Individual voluntary arrangements (IVAs)

Note: This advice is given by the CAP Executive about non-broadcast advertising. It does not constitute legal advice. It does not bind CAP, CAP advisory panels or the Advertising Standards Authority.

In 2007, the ASA investigated a complaint about an ad offering an Individual Voluntary Arrangement (IVA). The ad claimed “Write off up to 90% of your debts” and was based on clients whose creditors had agreed to accept a dividend of 10 pence in the pound and write off the remaining 90 pence. The ASA ruled that the ad was misleading because the advertisers had not demonstrated that a significant proportion of consumers had been able to write off 90% of their debt and, in basing their claim on a dividend of 10p in the pound, they had not taken into account the impact of fees on the amount of debt consumers would repay. The ASA also ruled that the ad should have stated that an IVA might have a significant impact on a client’s credit rating. (Buckley Stephens & Co. Ltd t/a Spectrum Financial Protection, 28 March 2007).

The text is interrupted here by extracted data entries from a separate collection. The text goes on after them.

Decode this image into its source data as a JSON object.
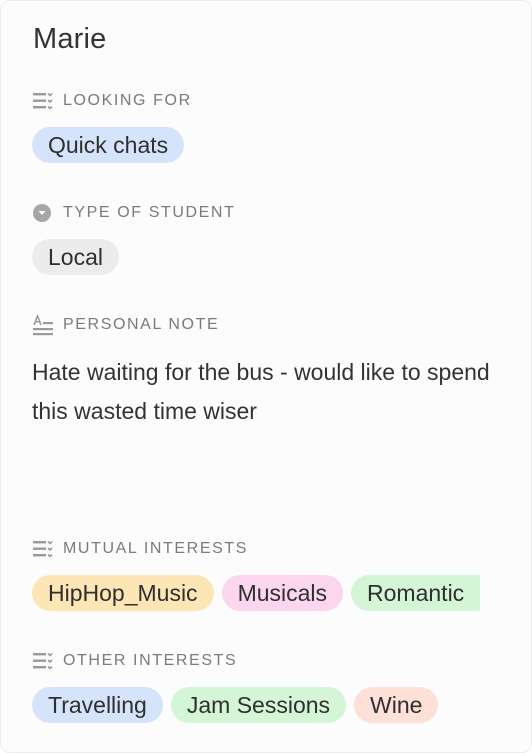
{
  "profile": {
    "name": "Marie"
  },
  "colors": {
    "blue": "#d6e4fb",
    "gray": "#ececec",
    "yellow": "#fde6b6",
    "pink": "#fbd6ee",
    "green": "#d4f5d6",
    "salmon": "#fde0d7"
  },
  "sections": {
    "looking_for": {
      "label": "LOOKING FOR",
      "icon": "multi-select-icon",
      "tags": [
        "Quick chats"
      ]
    },
    "type_of_student": {
      "label": "TYPE OF STUDENT",
      "icon": "single-select-icon",
      "tags": [
        "Local"
      ]
    },
    "personal_note": {
      "label": "PERSONAL NOTE",
      "icon": "long-text-icon",
      "text": "Hate waiting for the bus - would like to spend this wasted time wiser"
    },
    "mutual_interests": {
      "label": "MUTUAL INTERESTS",
      "icon": "multi-select-icon",
      "tags": [
        "HipHop_Music",
        "Musicals",
        "Romantic"
      ]
    },
    "other_interests": {
      "label": "OTHER INTERESTS",
      "icon": "multi-select-icon",
      "tags": [
        "Travelling",
        "Jam Sessions",
        "Wine"
      ]
    }
  }
}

The ASA also investigated a complaint about a TV ad that claimed "there is a little known piece of government legislation that could write off what you can’t afford to repay … And it won’t cost you a penny". The advertisers argued that fees were paid out of arrangement funds held in trust by an Insolvency Practitioner on behalf of creditors and that, because they were the beneficiaries of the fund, the creditors bore the cost of the fees and not the debtor. The ASA considered that the money in the arrangements funds issued from the monthly repayments made by debtors, that debtors paid a larger amount than the dividend payable to creditors and that, if the IVA failed, debtors would be responsible for the balance of the debt. The ASA noted that, in those circumstances, the sum of their repayments under the terms of the IVA would be greater than the amount of debt they had paid off. Because it considered that the claim "it won't cost you a penny" implied debtors bore no costs in an IVA beyond repayments to creditors, the ASA ruled that the ad was misleading. Although that was a broadcast investigation, non-broadcast advertisers will be interested in the ASA’s decision (Debt Free Direct Group plc, 16 May 2007).

Marketers should ensure that claims about how much consumers might expect to write-off if accepted for an IVA are based on the last 12 months for which they hold available data. The lead percentage amount of debt quoted as written-off in the claim should have been achieved by at least 10% of clients over that 12 month period. Marketers should not base claims solely on the dividend agreed by creditors but should calculate the amount of the initial total debt that remains after the monthly repayments made by debtors. Marketers should not state or imply that debtors will incur no costs in an IVA.

Debt management companies that hold licences under the Consumer Credit Act must adhere to the guidelines on advertising given in the OFT’s Debt management guidance. Information on the OFT’s action on IVA advertising, including examples of claims that should be avoided, is available at www.oft.gov.uk/news/press/2007/8-07.

Please note that the OFT’s guidance is separate from that of CAP but could be taken into account by the ASA when investigating complaints about IVA advertising.